I had to go to a cemetery yesterday and take pictures. Now, I have to write a three page paper about how I felt while I was there. boring. So, I will put them to better use by uploading them here. The past month has been so unbelievably busy. So many big life changes have happened, and she is doing better than we could have expected. I know it isn't easy moving again and it isn't easy sleeping in a new bed and missing her Kima. but I am so proud of her. Aside from her little temper tantrums that seem to happen all the time now, she is just as she was.Tonight, I sat on the floor with her for the first time a while and just played with her. I could tell how happy she was that something was close to normal again. I can't believe I hadn't been doing that with her. No wonder she is begging for my attention, I haven't been giving it to her as much as I should. I am so worried about my school work and To Do lists and the wedding ceremony. I need to stop doing all that while I should be with her, and I feel really guilty about it.

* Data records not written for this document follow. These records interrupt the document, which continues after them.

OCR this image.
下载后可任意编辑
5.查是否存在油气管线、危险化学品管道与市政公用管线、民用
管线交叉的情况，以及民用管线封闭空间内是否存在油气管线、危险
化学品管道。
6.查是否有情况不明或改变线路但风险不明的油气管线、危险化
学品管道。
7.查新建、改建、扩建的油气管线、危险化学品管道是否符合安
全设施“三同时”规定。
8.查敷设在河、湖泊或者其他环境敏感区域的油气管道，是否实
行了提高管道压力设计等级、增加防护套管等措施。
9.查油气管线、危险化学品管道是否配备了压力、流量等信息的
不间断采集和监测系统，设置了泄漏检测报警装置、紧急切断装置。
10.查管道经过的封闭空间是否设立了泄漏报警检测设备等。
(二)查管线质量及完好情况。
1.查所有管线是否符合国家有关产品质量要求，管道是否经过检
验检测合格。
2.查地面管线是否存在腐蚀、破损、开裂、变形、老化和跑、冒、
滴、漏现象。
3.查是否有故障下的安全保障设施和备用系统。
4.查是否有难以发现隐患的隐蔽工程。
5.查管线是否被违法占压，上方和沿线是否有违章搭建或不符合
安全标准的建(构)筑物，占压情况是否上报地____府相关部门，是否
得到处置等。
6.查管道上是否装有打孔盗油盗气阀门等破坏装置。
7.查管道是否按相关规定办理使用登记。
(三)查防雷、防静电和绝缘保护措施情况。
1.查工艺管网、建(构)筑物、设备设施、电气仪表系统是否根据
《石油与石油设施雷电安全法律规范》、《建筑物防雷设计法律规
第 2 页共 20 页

Let's see, during Marley's 14th month she got a lot done. We moved and she left the state of Texas for the first time. She said goodbye to her BFF, Kima, hosted her first garage sale, learned to dance to Beyonce, and perfected her kicking and throwing. She now says Uh Oh, ball, cup, again, and dog. None of them actually sound like the real thing, but we all know what she's saying, so it counts. She just started signing "cup" and we are working on "swing". She also got her first busted lip and pee peed in the potty a few times.
She looks more like her Daddy everyday, and for the first time today she cried when he was leaving. She has been so attached to me lately, so it was so surprising to see her get so upset. He is gone on a fishing trip with his dad for the weekend, so hopefully we won't miss him too much. Even with her tantrums (The Terrible Ones maybe?) she is such a great little girl. She never stops loving me and wanting me, which is all I can ask for.
Now, I'm exhausted and all this talk about Marley has made me miss her and want to curl up in bed with her.